It had been the same location but the circumstances were completely different as compared with our first visit in October: the sun was shining and the wind gently touched the green wheat stalks.

Our group (Kim Gallop, Eddeanna Hixson Moore, Raymond Otto McKee, John Meurs and his wife Carien and me) were to meet with Fritz-Otto Kreipe and Horst Swischenko, who as kids had witnessed the crash of the American bomber.

Eddeanna, Raymond, John Meurs and his wife had come to visit Germany, to be more precise Oerie. They had arrived that week-end to unveil on Sunday a monument in the Oerie cemetery. This monument had been presented by the McKee family, of which some members had been in Oerie the previous year to visit this particular spot. (Visit of the McKees)

Sixty-five years earlier the fathers of Raymond and Eddeana had lost their lives in Oerie. Raymond O. McKee and Charles E. Hixson were two of the nine airmen who died in the crash of „Ark Angel“ and these children had made the long trip from the U.S.A. to attend the ceremony in the Oerie cemetery.

But also the presence of John and his wife was something special as he had researched the details of this almost forgotten crash in WW II, paving the way for this gathering on this special location in this small village called Oerie.

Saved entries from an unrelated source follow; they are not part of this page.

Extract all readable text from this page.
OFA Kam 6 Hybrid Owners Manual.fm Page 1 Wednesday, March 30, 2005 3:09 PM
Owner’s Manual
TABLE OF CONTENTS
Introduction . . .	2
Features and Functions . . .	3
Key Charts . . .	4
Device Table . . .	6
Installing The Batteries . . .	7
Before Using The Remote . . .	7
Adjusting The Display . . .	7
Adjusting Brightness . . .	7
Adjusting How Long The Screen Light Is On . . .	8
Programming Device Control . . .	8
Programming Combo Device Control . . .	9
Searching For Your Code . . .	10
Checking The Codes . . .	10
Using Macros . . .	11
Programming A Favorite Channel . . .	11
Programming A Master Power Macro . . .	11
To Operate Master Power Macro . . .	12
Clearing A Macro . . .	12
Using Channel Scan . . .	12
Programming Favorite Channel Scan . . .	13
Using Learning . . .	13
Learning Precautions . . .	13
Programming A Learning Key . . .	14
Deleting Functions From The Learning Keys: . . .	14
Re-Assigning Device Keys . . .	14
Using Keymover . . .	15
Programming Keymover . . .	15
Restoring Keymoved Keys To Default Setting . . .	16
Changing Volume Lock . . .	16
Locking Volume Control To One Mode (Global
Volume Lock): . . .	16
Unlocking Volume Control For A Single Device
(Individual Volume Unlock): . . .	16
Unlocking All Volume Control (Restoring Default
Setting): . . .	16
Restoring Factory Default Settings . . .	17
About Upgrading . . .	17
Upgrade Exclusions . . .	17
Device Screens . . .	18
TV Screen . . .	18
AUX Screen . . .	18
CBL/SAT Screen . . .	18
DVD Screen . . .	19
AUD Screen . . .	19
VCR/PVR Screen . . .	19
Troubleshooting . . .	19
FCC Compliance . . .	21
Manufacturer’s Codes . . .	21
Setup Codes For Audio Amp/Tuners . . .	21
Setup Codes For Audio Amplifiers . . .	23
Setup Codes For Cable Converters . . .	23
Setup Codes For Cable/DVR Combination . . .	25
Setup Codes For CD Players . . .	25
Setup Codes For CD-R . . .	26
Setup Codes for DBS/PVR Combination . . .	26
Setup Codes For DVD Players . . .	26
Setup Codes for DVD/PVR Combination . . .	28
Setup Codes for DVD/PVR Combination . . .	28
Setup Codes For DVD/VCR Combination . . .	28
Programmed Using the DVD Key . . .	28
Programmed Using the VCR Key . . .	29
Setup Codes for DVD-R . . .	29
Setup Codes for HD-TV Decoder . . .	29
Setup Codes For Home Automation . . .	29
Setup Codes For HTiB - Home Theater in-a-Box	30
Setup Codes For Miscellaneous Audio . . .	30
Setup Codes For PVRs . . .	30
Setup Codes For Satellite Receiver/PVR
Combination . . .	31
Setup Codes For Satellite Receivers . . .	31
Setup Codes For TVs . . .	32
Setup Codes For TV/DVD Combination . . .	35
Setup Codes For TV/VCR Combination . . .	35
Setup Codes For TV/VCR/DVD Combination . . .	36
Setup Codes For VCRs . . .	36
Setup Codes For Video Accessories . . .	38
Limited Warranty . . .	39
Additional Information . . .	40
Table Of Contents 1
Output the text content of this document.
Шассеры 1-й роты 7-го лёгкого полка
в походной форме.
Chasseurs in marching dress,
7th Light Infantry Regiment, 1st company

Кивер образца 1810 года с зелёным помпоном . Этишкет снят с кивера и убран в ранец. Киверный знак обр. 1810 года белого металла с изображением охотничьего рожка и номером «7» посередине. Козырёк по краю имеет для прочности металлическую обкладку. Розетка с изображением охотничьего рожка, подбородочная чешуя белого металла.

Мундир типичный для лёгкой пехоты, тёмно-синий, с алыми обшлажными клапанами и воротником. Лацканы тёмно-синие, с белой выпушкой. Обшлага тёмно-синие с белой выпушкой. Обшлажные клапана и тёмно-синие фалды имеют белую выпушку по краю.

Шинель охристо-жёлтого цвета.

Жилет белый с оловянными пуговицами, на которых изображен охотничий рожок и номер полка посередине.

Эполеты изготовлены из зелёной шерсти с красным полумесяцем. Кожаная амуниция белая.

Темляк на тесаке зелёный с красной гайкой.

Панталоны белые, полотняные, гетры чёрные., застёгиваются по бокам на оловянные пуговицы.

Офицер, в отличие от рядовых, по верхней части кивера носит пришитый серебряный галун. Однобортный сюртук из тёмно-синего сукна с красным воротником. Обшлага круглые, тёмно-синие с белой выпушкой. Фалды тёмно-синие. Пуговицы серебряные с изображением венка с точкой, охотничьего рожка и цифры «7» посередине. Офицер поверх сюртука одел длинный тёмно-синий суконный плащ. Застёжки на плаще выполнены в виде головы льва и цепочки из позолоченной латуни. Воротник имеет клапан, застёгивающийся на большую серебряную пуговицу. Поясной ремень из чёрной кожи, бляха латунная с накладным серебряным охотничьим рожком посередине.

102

And now they were all here. Eddeanna, called Eddi by her mother after her father, came into this world on December 25, 1944, almost a month after her father’s demise. She and Raymond McKee, who was born in April 1945, never knew their fathers.

For both of them it was a very special moment to see the spot where their dads had lost their lives. The meeting of the guests from the U.S.A and Switzerland with the two eyewitnesses was very friendly and warm. Horst Swischenko had placed a white wooden cross on the exact spot in the field of wheat where the burnt out wreck of the bomber then had lain.

(Eddeana, Horst, Raymond and Fritz-Otto)

When I was here in autumn together with the McKees and heard the stories of the then nine and eleven year old boys, I really had the feeling that this is a special spot of land.

They gave detailed descriptions of the crash site and where some of the bodies had been found. And now a white cross had appeared in the field: like a cross in a cemetery indicates a grave. Also for me it was a poignant sight: what before had looked like an ordinary field had now become a place not only of violent death but also a place of commemoration.

Horst Swischenko and Fritz-Otto Kreipe talked about the crash they witnessed in 1944. While we listened attentively to what they had to say, Eddeana discreetly separated herself from our little group and went straight through the green wheat stalks toward the white cross. There she spent several minutes on the spot where her father lost his life. It was a poignant scene.

Again I realized that each of the fifty million victims of WW II carries a story worth being told, stories that honor and remember those who died, and hopefully to serve as a warning to the present generation.